A pena [Apesar de] todosos portugueses era para [terem de] sair, eu com toda a vontade e [como ]sou [era] militar português, fui  entre [foi-me entregue] um documento que disse [dizia que]  tenho [tinha] licneça não limitada, até 31 de dezembro [de] [19]74, para [me a]presentar
em qualquer parte [em] que encontrar [enciontrasse]  serviço português militar
ou civil.  Na verdade já não podia estar na Guiné-Bissau
porque [o] partido que venceu [, o PAIGC],  não quer [queria] ver nenhum soldado que era [fosse]  português. Depois eu  fui morar na República do Senegal
onde teve [estive] 11 anos [, até cerca de 1985]. Não tenho [tinha] meio[s] para ir para Portugal.

Depois de[do] Senegal, fui para a República do Mali onde teve [estive] um ano,
[também] não podia ira para Portugal, depois fou [fui] para [a] Costa do Marfim onde teve [estive] dois anos, [de seguida] fui para [o] Gana, 2 meses, fui para Burkina-Faso, onde fez [fiz] sete meses, fui oara [o] Togo, duas semanas,
fui para [o] Benin, [d]donde regressei-me para [a] Guiné-Conacri, 
porque eu era [estava] já doente da perna direita.

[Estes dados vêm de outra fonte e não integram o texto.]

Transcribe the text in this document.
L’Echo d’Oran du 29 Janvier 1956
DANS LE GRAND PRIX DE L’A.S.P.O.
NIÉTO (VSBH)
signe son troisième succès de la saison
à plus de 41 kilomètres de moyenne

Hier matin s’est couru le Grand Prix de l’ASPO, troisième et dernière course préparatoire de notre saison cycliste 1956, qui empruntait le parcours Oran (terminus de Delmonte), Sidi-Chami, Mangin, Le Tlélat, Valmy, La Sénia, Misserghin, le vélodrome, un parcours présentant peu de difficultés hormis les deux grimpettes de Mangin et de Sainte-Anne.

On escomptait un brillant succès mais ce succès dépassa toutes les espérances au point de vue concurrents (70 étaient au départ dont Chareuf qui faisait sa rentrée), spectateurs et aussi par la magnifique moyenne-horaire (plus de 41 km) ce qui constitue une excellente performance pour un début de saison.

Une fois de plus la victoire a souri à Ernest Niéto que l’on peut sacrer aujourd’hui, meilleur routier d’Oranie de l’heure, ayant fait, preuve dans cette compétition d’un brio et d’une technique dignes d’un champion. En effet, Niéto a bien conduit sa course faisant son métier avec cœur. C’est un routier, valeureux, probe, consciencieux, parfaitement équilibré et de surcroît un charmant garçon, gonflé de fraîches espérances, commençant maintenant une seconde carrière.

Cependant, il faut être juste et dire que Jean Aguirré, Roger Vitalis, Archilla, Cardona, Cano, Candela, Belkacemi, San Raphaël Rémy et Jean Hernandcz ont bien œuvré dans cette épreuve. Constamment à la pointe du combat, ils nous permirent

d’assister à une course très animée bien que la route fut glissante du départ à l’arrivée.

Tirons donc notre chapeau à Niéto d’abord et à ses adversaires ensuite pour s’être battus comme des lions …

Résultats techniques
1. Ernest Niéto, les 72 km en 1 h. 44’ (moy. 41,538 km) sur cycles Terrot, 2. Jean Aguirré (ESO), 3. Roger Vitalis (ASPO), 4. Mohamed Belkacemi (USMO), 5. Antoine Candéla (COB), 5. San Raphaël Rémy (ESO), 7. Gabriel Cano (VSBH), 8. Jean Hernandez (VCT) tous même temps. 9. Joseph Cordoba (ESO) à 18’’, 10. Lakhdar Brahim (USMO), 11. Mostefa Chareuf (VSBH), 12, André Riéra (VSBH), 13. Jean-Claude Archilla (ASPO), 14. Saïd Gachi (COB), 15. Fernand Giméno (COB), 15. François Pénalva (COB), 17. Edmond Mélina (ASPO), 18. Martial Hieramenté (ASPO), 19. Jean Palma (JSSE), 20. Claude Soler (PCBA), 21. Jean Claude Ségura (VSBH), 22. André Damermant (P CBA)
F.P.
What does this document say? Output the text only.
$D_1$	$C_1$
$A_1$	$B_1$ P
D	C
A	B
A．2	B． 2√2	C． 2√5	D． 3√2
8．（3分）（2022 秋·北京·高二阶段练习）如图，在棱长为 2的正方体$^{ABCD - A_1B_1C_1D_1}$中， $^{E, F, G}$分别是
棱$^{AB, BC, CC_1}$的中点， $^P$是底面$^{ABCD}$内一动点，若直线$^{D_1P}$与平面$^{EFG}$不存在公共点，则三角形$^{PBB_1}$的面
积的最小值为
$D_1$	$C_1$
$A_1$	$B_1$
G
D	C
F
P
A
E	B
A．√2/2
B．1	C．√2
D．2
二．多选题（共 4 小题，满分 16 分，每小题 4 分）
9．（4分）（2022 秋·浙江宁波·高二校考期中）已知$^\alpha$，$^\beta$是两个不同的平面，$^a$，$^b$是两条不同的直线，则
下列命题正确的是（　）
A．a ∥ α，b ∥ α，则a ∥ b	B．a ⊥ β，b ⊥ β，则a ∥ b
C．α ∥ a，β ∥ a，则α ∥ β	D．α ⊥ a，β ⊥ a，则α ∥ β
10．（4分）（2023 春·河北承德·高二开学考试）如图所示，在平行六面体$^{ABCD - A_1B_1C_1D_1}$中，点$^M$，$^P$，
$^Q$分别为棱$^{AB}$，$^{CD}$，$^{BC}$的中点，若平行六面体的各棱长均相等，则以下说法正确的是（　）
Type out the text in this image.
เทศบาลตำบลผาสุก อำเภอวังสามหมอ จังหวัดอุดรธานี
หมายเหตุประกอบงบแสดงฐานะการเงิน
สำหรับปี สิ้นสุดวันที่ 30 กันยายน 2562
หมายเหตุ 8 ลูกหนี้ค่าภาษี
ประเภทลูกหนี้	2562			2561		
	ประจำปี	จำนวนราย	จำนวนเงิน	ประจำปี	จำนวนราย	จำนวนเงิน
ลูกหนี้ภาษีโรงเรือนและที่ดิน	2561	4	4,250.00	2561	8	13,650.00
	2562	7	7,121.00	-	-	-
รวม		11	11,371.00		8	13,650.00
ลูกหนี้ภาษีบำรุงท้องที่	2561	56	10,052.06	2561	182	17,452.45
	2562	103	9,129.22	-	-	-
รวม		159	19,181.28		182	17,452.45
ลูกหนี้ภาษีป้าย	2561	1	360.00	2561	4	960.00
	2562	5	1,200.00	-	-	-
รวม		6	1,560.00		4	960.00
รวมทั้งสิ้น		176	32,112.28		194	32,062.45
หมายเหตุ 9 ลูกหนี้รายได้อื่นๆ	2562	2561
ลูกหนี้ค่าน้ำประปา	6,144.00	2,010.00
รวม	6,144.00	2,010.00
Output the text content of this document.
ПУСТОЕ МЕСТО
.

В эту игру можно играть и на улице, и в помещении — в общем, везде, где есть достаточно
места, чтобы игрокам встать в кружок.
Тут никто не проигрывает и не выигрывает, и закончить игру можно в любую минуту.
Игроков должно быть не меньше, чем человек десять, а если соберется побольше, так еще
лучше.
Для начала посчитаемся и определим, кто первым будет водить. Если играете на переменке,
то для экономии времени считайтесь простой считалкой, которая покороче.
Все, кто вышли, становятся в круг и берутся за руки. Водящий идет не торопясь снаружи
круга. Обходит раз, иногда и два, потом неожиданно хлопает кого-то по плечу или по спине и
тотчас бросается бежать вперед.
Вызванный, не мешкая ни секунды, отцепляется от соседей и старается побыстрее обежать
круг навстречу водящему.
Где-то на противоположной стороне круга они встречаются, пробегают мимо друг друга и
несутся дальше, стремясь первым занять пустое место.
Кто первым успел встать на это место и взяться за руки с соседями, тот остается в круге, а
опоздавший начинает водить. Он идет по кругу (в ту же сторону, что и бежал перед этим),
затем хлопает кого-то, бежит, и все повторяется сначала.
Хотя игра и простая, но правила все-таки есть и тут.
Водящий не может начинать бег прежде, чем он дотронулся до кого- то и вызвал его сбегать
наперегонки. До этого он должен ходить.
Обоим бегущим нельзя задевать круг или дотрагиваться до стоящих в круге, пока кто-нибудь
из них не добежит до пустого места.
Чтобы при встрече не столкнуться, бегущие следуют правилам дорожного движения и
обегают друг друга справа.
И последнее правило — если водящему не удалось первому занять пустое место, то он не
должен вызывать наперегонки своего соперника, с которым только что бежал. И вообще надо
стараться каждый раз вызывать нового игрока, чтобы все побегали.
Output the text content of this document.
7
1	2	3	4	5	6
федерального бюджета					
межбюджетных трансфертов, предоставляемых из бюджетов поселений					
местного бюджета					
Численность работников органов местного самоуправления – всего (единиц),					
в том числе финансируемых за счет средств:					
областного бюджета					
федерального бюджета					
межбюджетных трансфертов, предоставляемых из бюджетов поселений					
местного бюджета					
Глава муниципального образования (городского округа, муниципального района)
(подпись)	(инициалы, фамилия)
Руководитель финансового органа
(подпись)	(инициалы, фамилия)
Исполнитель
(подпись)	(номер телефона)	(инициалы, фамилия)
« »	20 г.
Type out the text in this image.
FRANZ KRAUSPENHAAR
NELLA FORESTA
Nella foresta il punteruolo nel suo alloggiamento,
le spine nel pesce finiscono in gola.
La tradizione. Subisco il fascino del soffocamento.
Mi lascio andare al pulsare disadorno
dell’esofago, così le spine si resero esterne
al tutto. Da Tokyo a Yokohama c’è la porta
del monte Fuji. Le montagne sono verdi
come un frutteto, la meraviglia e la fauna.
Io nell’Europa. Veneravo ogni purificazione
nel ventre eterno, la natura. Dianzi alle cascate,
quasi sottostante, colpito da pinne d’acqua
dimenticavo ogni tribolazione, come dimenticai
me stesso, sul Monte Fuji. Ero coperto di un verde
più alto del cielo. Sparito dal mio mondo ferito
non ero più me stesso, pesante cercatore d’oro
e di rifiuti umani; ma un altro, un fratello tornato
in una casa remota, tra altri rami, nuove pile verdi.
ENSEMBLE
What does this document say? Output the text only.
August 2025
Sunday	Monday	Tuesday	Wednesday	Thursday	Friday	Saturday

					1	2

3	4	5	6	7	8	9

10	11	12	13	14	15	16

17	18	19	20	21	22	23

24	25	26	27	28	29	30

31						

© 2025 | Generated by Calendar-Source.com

Na verdade não podia voltar na [à] Guiné-Bissau
porque eu sabia muito bem que o ódio não acabou [acabara ainda] na governante [no Governo], é por isso [ e por essa razão eu] não tinha coragem de entrar nos hospitais de [dos] antigos inimigos. [Assim], curei-me [tratei-me] no estrangeiro [e] quando teve [tive] saúde,  procurei-me caminho para a [voltei à] Guiné-Bissau.
Desde que regressei na [à] Guiné-Bissau já é [há] 6 anos,
na verdade ainda não temos democracia no País, é por isso [que]
hoje vou procurar   onde está [estão]  Portugueses no mundo, 
dico [digo] bem alto Adeus, Guiné-Bissau, sou Umaru Baldé, antigo militar Português na Guiné. [Assinado U Baldé, presumindo-se que a carta seja datada de 1999, ano em que finalmente conseguiu um visto e chegou a Portugal]


1. Mensagem, de 17 do corrente, de Valdemar Queiroz [ex-fur mil, CART 2479 / CART 11, Contuboel, Nova Lamego, Canquelifá, Paunca, Guiro Iero Bocari, 1969/70] [, foto à direita]


Anexo umas cartas  que me foram enviadas, nos finais dos anos 90 e princípio dos anos 2000, pelo Umaru Baldé que estava a residir na Amadora.[São quatro cartas, só duas das quais datadas, uma de 2000 e outra de 2003].

O Umaru Baldé foi aquele menino soldado da CArt 11 e da CCaç 12 que já foi por nós muito falado. [Foto à esquerda, Bambadinca, 1970, foto de Bemjamim Durão]

Estas cartas que julgava desaparecidas, foram por ele ditadas a alguém com máquina de escrever ou computador e até por ele escritas.

Faz a narrativa, muito interessante, de como foi para a tropa  [, recrutado em 12 de março de 1969, em Demba Taco, regulado de Badora] e como passou as passas do Algarve, neste caso a mancarra, depois da independência da Guiné,  quando atravessou quase metade de África para chegar a Portugal [, em 15 de abril de 1999, tendo vivido ou sobrevido no Senegal (11 anos), Mali (1 ano ), Costa do Marfim (2 anos), Gana (2 meses), Burkina Faso (7 meses). etc, passando por Benin, Guiné-Conacri, de novo Guiné-Bissau, etc.  e, por fim, Portugal].

Por cá também não teve grande sorte, quer por não arranjar trabalho [estável], quer por já estar muito doente [, em 2000 esteve interno no Hospital Curry Cabral, emLisboa]. Por cá andou uns anos, voltou a ver camaradas do tempo da guerra [João Ramos, António Fernando Marques, Pina Cabral...] e sempre a tentar arranjar forma de ser reconhecido como militar do Exército Português.

Por fim e, depois, de passar por várias internamentos hospitalares tentou arranjar dinheiro para regressar à Guiné e à sua Demba Taco em Bambadinca.

Sempre concretizou o seu desejo, mas pouco tempo depois veio a morrer da grave doença que o apoquentava.aonde viria a morrer em Portugal [no  antigo Hospital do Barro, em Torres Vedras, por volta de 2007/2008, com cerca de 55 anos].

As cartas estão com as letras um pouco sumidas, pelo que para serem lidas terão de ser um pouco aumentadas para melhor leitura.